What would that figure look like today though. 25%? I'm not sure. Regardless, a guy I know is a toyota tech. Has been with the same toyota dealer for probably 20yrs now. He doesn't make $100K. $100K is well above average for where I live.

I hear co-workers spouting off indeed adds all the time with very inflated sounding salary ranges. If you read the fine print on most of them, the dollar amount given has the cost of their benefit package tacked onto it.

I wouldn't be surprised if a lot of young guys/gals would just do w/out medical coverage, or are lucky enough to be covered under a spouse's coverage or parents coverage. I do know in talking with my younger co-workers, they are woefully under funding their 401Ks, or don't even really understand what it's all about, even though the company gives you "free" money into it.
 
Just curious if you're getting medical benefits, 401k, etc, on top of that.

Reason I ask is, I'm seeing this a lot lately. One example was a younger millright we had contracted with at work. He was bragging that he makes $50/hr, but this is with zero benefits, 401k, retirement, etc.

Yes vacation, sick days, 401k, medical dental vision. I’m not a free lance contractor work for a family that has a few dealerships and other business ventures
 
When I was at the dealer I made $25-27/ hour while they billed $109/ hour. I started as a helper and worked my way up to being probably the best mid-level guy there in a shop of about 35 guys.
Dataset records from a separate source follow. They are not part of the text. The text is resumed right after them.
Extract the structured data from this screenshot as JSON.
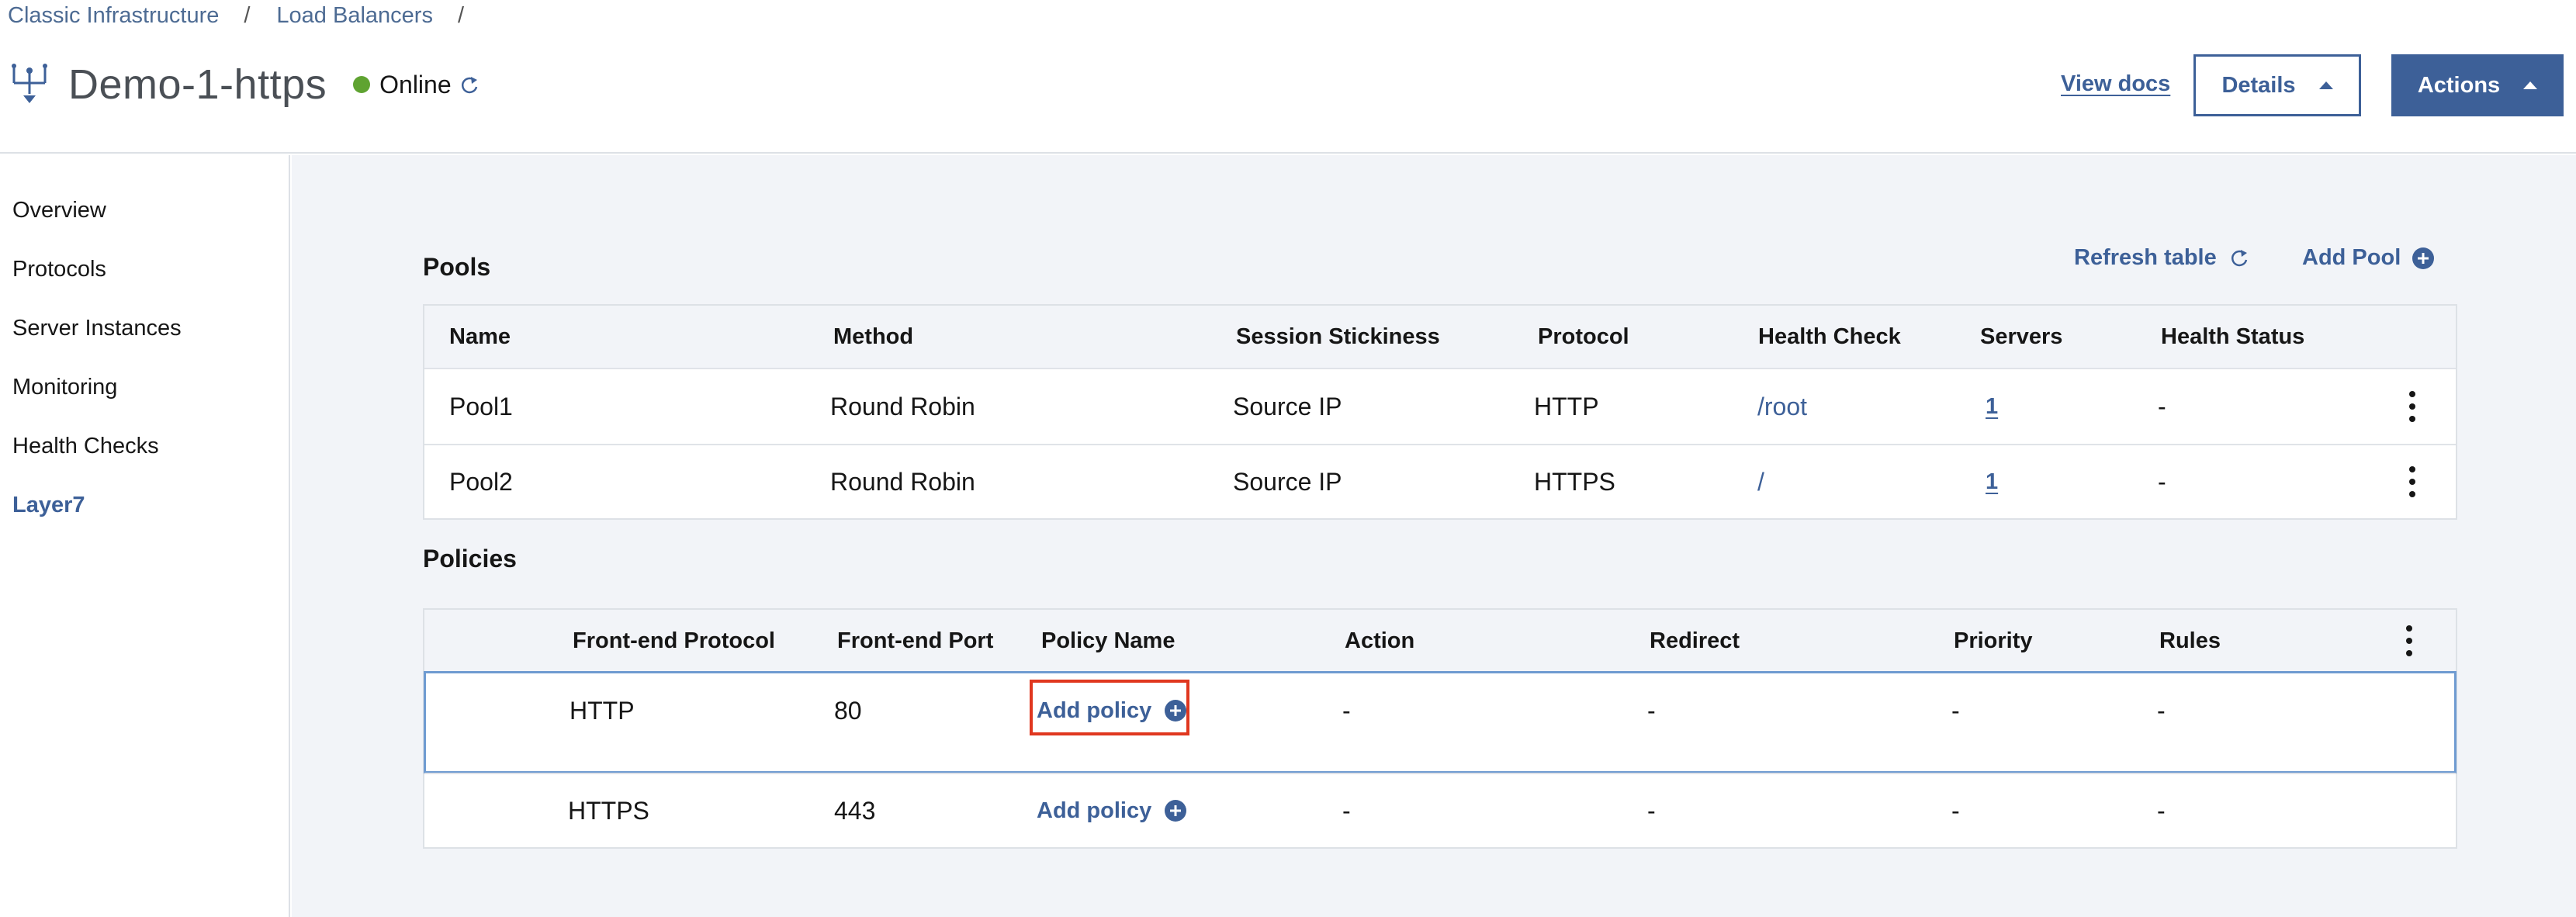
{
  "breadcrumb": {
    "items": [
      "Classic Infrastructure",
      "Load Balancers"
    ],
    "separator": "/"
  },
  "header": {
    "title": "Demo-1-https",
    "status": "Online",
    "status_color": "#5fa331",
    "view_docs": "View docs",
    "details_label": "Details",
    "actions_label": "Actions"
  },
  "sidebar": {
    "items": [
      {
        "label": "Overview"
      },
      {
        "label": "Protocols"
      },
      {
        "label": "Server Instances"
      },
      {
        "label": "Monitoring"
      },
      {
        "label": "Health Checks"
      },
      {
        "label": "Layer7",
        "active": true
      }
    ]
  },
  "pools": {
    "title": "Pools",
    "refresh_label": "Refresh table",
    "add_label": "Add Pool",
    "columns": [
      "Name",
      "Method",
      "Session Stickiness",
      "Protocol",
      "Health Check",
      "Servers",
      "Health Status"
    ],
    "rows": [
      {
        "name": "Pool1",
        "method": "Round Robin",
        "stickiness": "Source IP",
        "protocol": "HTTP",
        "health_check": "/root",
        "servers": "1",
        "health_status": "-"
      },
      {
        "name": "Pool2",
        "method": "Round Robin",
        "stickiness": "Source IP",
        "protocol": "HTTPS",
        "health_check": "/",
        "servers": "1",
        "health_status": "-"
      }
    ]
  },
  "policies": {
    "title": "Policies",
    "columns": [
      "Front-end Protocol",
      "Front-end Port",
      "Policy Name",
      "Action",
      "Redirect",
      "Priority",
      "Rules"
    ],
    "rows": [
      {
        "protocol": "HTTP",
        "port": "80",
        "policy": "Add policy",
        "action": "-",
        "redirect": "-",
        "priority": "-",
        "rules": "-"
      },
      {
        "protocol": "HTTPS",
        "port": "443",
        "policy": "Add policy",
        "action": "-",
        "redirect": "-",
        "priority": "-",
        "rules": "-"
      }
    ]
  },
  "colors": {
    "accent": "#3d6098",
    "highlight": "#e0371f"
  }
}
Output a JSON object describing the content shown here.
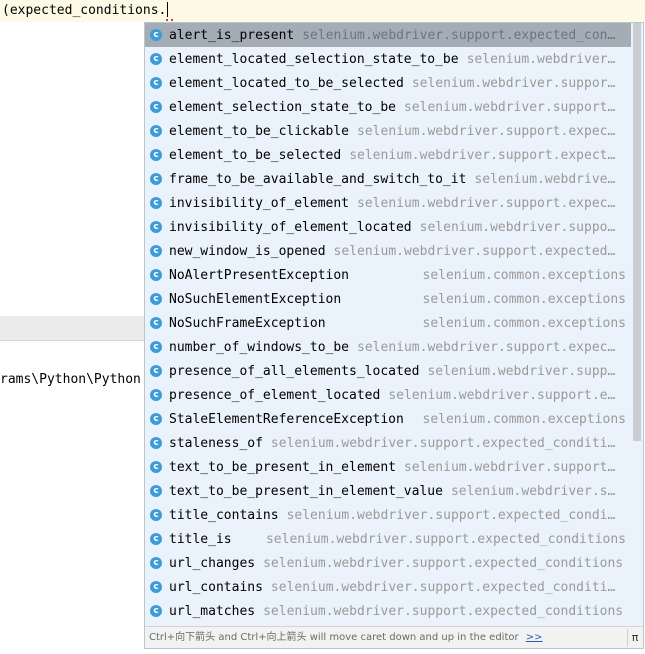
{
  "editor": {
    "line_text": "(expected_conditions.",
    "path_text": "rams\\Python\\Python"
  },
  "completion": {
    "items": [
      {
        "name": "alert_is_present",
        "module": "selenium.webdriver.support.expected_con…",
        "icon": "class-icon"
      },
      {
        "name": "element_located_selection_state_to_be",
        "module": "selenium.webdriver…",
        "icon": "class-icon"
      },
      {
        "name": "element_located_to_be_selected",
        "module": "selenium.webdriver.suppor…",
        "icon": "class-icon"
      },
      {
        "name": "element_selection_state_to_be",
        "module": "selenium.webdriver.support…",
        "icon": "class-icon"
      },
      {
        "name": "element_to_be_clickable",
        "module": "selenium.webdriver.support.expec…",
        "icon": "class-icon"
      },
      {
        "name": "element_to_be_selected",
        "module": "selenium.webdriver.support.expect…",
        "icon": "class-icon"
      },
      {
        "name": "frame_to_be_available_and_switch_to_it",
        "module": "selenium.webdrive…",
        "icon": "class-icon"
      },
      {
        "name": "invisibility_of_element",
        "module": "selenium.webdriver.support.expec…",
        "icon": "class-icon"
      },
      {
        "name": "invisibility_of_element_located",
        "module": "selenium.webdriver.suppo…",
        "icon": "class-icon"
      },
      {
        "name": "new_window_is_opened",
        "module": "selenium.webdriver.support.expected…",
        "icon": "class-icon"
      },
      {
        "name": "NoAlertPresentException",
        "module": "selenium.common.exceptions",
        "icon": "class-icon",
        "aligned": true
      },
      {
        "name": "NoSuchElementException",
        "module": "selenium.common.exceptions",
        "icon": "class-icon",
        "aligned": true
      },
      {
        "name": "NoSuchFrameException",
        "module": "selenium.common.exceptions",
        "icon": "class-icon",
        "aligned": true
      },
      {
        "name": "number_of_windows_to_be",
        "module": "selenium.webdriver.support.expec…",
        "icon": "class-icon"
      },
      {
        "name": "presence_of_all_elements_located",
        "module": "selenium.webdriver.supp…",
        "icon": "class-icon"
      },
      {
        "name": "presence_of_element_located",
        "module": "selenium.webdriver.support.e…",
        "icon": "class-icon"
      },
      {
        "name": "StaleElementReferenceException",
        "module": "selenium.common.exceptions",
        "icon": "class-icon",
        "aligned": true
      },
      {
        "name": "staleness_of",
        "module": "selenium.webdriver.support.expected_conditi…",
        "icon": "class-icon"
      },
      {
        "name": "text_to_be_present_in_element",
        "module": "selenium.webdriver.support…",
        "icon": "class-icon"
      },
      {
        "name": "text_to_be_present_in_element_value",
        "module": "selenium.webdriver.s…",
        "icon": "class-icon"
      },
      {
        "name": "title_contains",
        "module": "selenium.webdriver.support.expected_condi…",
        "icon": "class-icon"
      },
      {
        "name": "title_is",
        "module": "selenium.webdriver.support.expected_conditions",
        "icon": "class-icon",
        "aligned": true
      },
      {
        "name": "url_changes",
        "module": "selenium.webdriver.support.expected_conditions",
        "icon": "class-icon"
      },
      {
        "name": "url_contains",
        "module": "selenium.webdriver.support.expected_conditi…",
        "icon": "class-icon"
      },
      {
        "name": "url_matches",
        "module": "selenium.webdriver.support.expected_conditions",
        "icon": "class-icon"
      }
    ],
    "icon_letter": "c",
    "selected_index": 0,
    "footer_hint": "Ctrl+向下箭头 and Ctrl+向上箭头 will move caret down and up in the editor",
    "footer_link": ">>",
    "pin_label": "π"
  },
  "colors": {
    "icon_blue": "#3e9bd8",
    "popup_bg": "#eaf2fb",
    "selected_bg": "#a4adb6",
    "editor_line_bg": "#fdfbe6"
  }
}
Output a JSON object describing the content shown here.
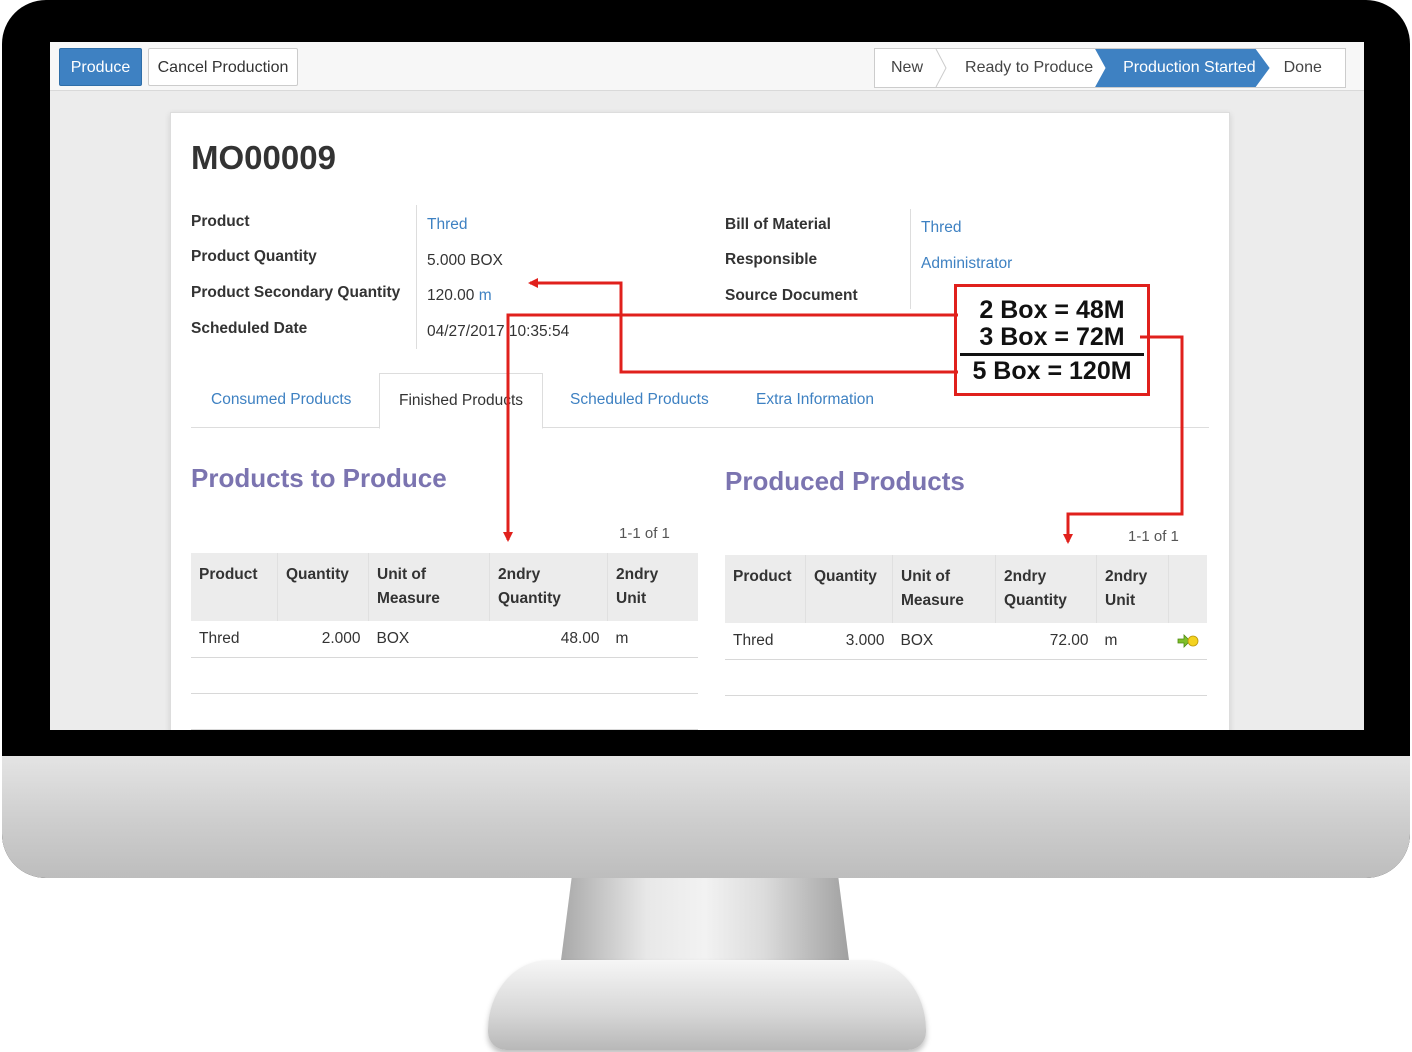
{
  "toolbar": {
    "produce_label": "Produce",
    "cancel_label": "Cancel Production",
    "states": [
      "New",
      "Ready to Produce",
      "Production Started",
      "Done"
    ],
    "active_state_index": 2
  },
  "record": {
    "title": "MO00009",
    "left_fields": [
      {
        "label": "Product",
        "value": "Thred"
      },
      {
        "label": "Product Quantity",
        "value": "5.000",
        "unit": "BOX"
      },
      {
        "label": "Product Secondary Quantity",
        "value": "120.00",
        "unit": "m"
      },
      {
        "label": "Scheduled Date",
        "value": "04/27/2017 10:35:54"
      }
    ],
    "right_fields": [
      {
        "label": "Bill of Material",
        "value": "Thred"
      },
      {
        "label": "Responsible",
        "value": "Administrator"
      },
      {
        "label": "Source Document",
        "value": ""
      }
    ]
  },
  "tabs": [
    "Consumed Products",
    "Finished Products",
    "Scheduled Products",
    "Extra Information"
  ],
  "active_tab_index": 1,
  "products_to_produce": {
    "title": "Products to Produce",
    "pager": "1-1 of 1",
    "columns": [
      "Product",
      "Quantity",
      "Unit of Measure",
      "2ndry Quantity",
      "2ndry Unit"
    ],
    "rows": [
      {
        "product": "Thred",
        "quantity": "2.000",
        "uom": "BOX",
        "qty2": "48.00",
        "unit2": "m"
      }
    ]
  },
  "produced_products": {
    "title": "Produced Products",
    "pager": "1-1 of 1",
    "columns": [
      "Product",
      "Quantity",
      "Unit of Measure",
      "2ndry Quantity",
      "2ndry Unit"
    ],
    "rows": [
      {
        "product": "Thred",
        "quantity": "3.000",
        "uom": "BOX",
        "qty2": "72.00",
        "unit2": "m"
      }
    ]
  },
  "annotation": {
    "line1": "2 Box = 48M",
    "line2": "3 Box = 72M",
    "total": "5 Box = 120M",
    "color": "#e0201c"
  },
  "colors": {
    "primary": "#3e81c2",
    "section_title": "#7b74b0"
  }
}
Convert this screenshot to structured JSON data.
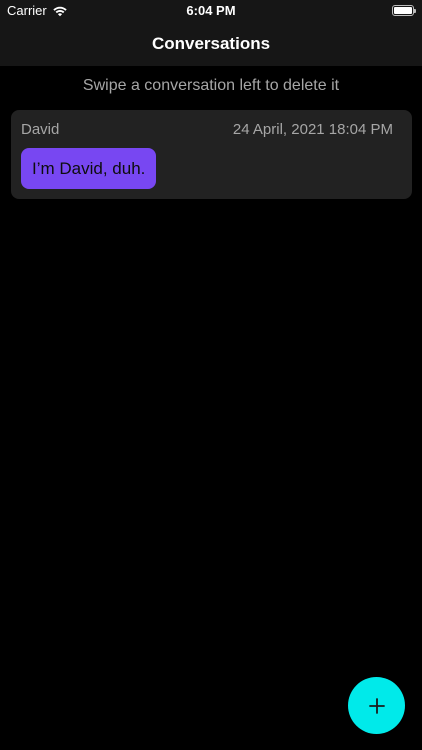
{
  "status_bar": {
    "carrier": "Carrier",
    "time": "6:04 PM"
  },
  "nav": {
    "title": "Conversations"
  },
  "hint": "Swipe a conversation left to delete it",
  "conversations": [
    {
      "name": "David",
      "date": "24 April, 2021 18:04 PM",
      "message": "I’m David, duh."
    }
  ],
  "icons": {
    "wifi": "wifi-icon",
    "battery": "battery-icon",
    "add": "plus-icon"
  },
  "colors": {
    "background": "#000000",
    "bar": "#161616",
    "card": "#222222",
    "bubble": "#7847f2",
    "fab": "#00eaea",
    "muted_text": "#a6a6a6"
  }
}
They wouldn’t give me any more money (except hourly incentives) because I wasn’t fully factory trained, but they wasted money on other techs for training, I was halfway certified in everything….which you can (could, this was 10-20 years ago) train 70% online. That was enough for putting your name to a warranty repair, that’s all they cared about. The guys that got the full in person training were only the best of the best, they’d come to our shop and blow steam up managements butt to get the job, get trained, and immediately quit to go back to better paying shops.
 
$50 an hour plus full benefits is just OK nowadays for a licensed journeyman tradesman in much of the West. Remember all overtime is at least double time too.
 
I think I make roughly $36/ hour now but it’s hourly / salary instead of flat rate, and also enjoy full federal benefits. Crazy amount of health insurance choices for way cheaper than I had at the dealer, WAYYY more time off, retirement benefits etc.
 
After this forum first started, we had threads discussing the phony claims of auto techs making $100,000 per year then. The claims were obviously intended to get suckers into the field at a time when many were doing well to make a third of that.

Now, except for a few techs working long hours with lots of overtime or working on very expensive new cars, I think the $100K auto tech is still a myth. Just my $0.02 worth.

I remember seeing Universal Technical Institute's commercials making it seem all exciting like they were going to work on cars from NASCAR, dragsters, etc, and making $100k a year when dealer techs at the time around me were making under $60k.